People don’t see us how we are. They see us how they are.

Over the past few weeks, working and living in a new environment, I was reminded of one of the hardest things I have to reconcile with: the fact that there are people in my life who believe I am an asshole. That my actions are meant to hurt them, that I never care and that my intentions are horrible.

It would be very easy to dismiss the above as “they don’t know me”. It would be quite comfortable for me to label this as their choice and just sign it off to something that I have no control over, or, worse, something I should not give a hoot about.

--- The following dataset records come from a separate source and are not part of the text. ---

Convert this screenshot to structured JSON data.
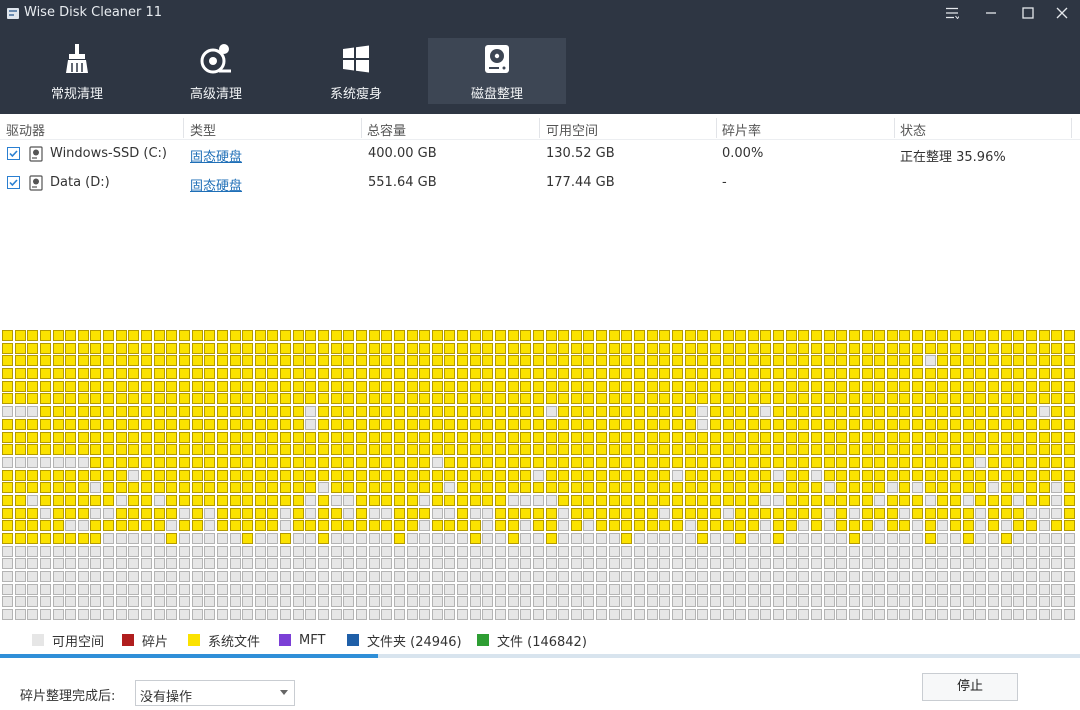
{
  "window": {
    "title": "Wise Disk Cleaner 11",
    "controls": [
      "menu-icon",
      "minimize-icon",
      "maximize-icon",
      "close-icon"
    ]
  },
  "toolbar": {
    "tabs": [
      {
        "label": "常规清理",
        "icon": "broom-icon",
        "active": false
      },
      {
        "label": "高级清理",
        "icon": "advanced-clean-icon",
        "active": false
      },
      {
        "label": "系统瘦身",
        "icon": "windows-icon",
        "active": false
      },
      {
        "label": "磁盘整理",
        "icon": "disk-defrag-icon",
        "active": true
      }
    ]
  },
  "drive_table": {
    "columns": [
      "驱动器",
      "类型",
      "总容量",
      "可用空间",
      "碎片率",
      "状态"
    ],
    "rows": [
      {
        "checked": true,
        "drive": "Windows-SSD (C:)",
        "type": "固态硬盘",
        "total": "400.00 GB",
        "free": "130.52 GB",
        "fragmentation": "0.00%",
        "status": "正在整理 35.96%"
      },
      {
        "checked": true,
        "drive": "Data (D:)",
        "type": "固态硬盘",
        "total": "551.64 GB",
        "free": "177.44 GB",
        "fragmentation": "-",
        "status": ""
      }
    ]
  },
  "legend": {
    "items": [
      {
        "label": "可用空间",
        "color": "#e6e6e6"
      },
      {
        "label": "碎片",
        "color": "#b01e1e"
      },
      {
        "label": "系统文件",
        "color": "#fbe200"
      },
      {
        "label": "MFT",
        "color": "#7b3fd6"
      },
      {
        "label": "文件夹 (24946)",
        "color": "#1f5fa8"
      },
      {
        "label": "文件 (146842)",
        "color": "#2e9e33"
      }
    ]
  },
  "progress": {
    "value_percent": 35,
    "color": "#2f8fd8"
  },
  "after_defrag": {
    "label": "碎片整理完成后:",
    "selected_option": "没有操作"
  },
  "stop_button": {
    "label": "停止"
  },
  "colors": {
    "topbar": "#2e3643",
    "active_tab": "#3d4654",
    "system_block": "#fbe200",
    "free_block": "#e6e6e6"
  }
}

As I have been sitting with the discomfort of knowing that there are people in the world who think that about me and my actions, a new understanding of the saying “people don’t see us how we are, they see us how they are” knocked on my mind’s door. I reluctantly welcomed it in and, the more I entertained it, the more I realized the truth of it.

I think that the saying is very true and at the same time that it does not represent an out for our actions when they have opposite effects to those we intended. I believe that I misinterpreted the saying above in a way that does not do me any honor. Self absorbed, I chose to understand this phrase to mean that when people think we are ill intended, it is in fact they who are the rotten ones in the equation. They are mean, therefore they see us as mean. While I can understand this very simplistic and scapegoaty way of interpreting the saying as human, I think I am able and should know better.

Dealing with some difficult moments in the game of connecting with other people, I have come to a different understanding of the saying. I do believe that people see us as they are but “the way they are” encapsulates their experience, their joy, their pain, the things they were offered and those that they were denied, the justice and oppression in their lives and so much more than we can ever intuit. When we say that people see us as they are, what we are actually saying is that they see us through the lens of what happened to them, what hurt them and what uplifted them. They see us as the characters that we most resemble in their life story in that particular moment: the helper or the villain.

And yes, there is a certain lack of control we have in the character we get to portray in other peoples stories. Because we don’t know what we don’t know. There is however a tool that we always have at our disposal, that we can use to at least get a better chance at understanding: we can choose to put our own lenses aside, dismiss for a moment the characters and events that shaped us and be present, actively listening and engaging with the person in front of us. We can choose to become curious: what happened to you that this is how you see me and my actions ? What is it in me that triggers that side of you?

Becoming curious is hard because most of the times, especially in times of conflict and when we feel unfairly treated, our filters get blurry and our inner voices go up many notches. Setting those aside leaves us vulnerable to a conversation partner that might choose not to do the same. And might choose to deal a punch. And yet, in the moment of truth we all have, when our tired heads hit the pillow, it is only genuine curiosity about the others in such interactions that will lull us to sweet sleep.

As I wrap this up, I am curious: what happened to me that today labels some people I know as assholes? What is it in me that triggers anxiety and even repulsion at the briefest interaction with them? Great food for thought.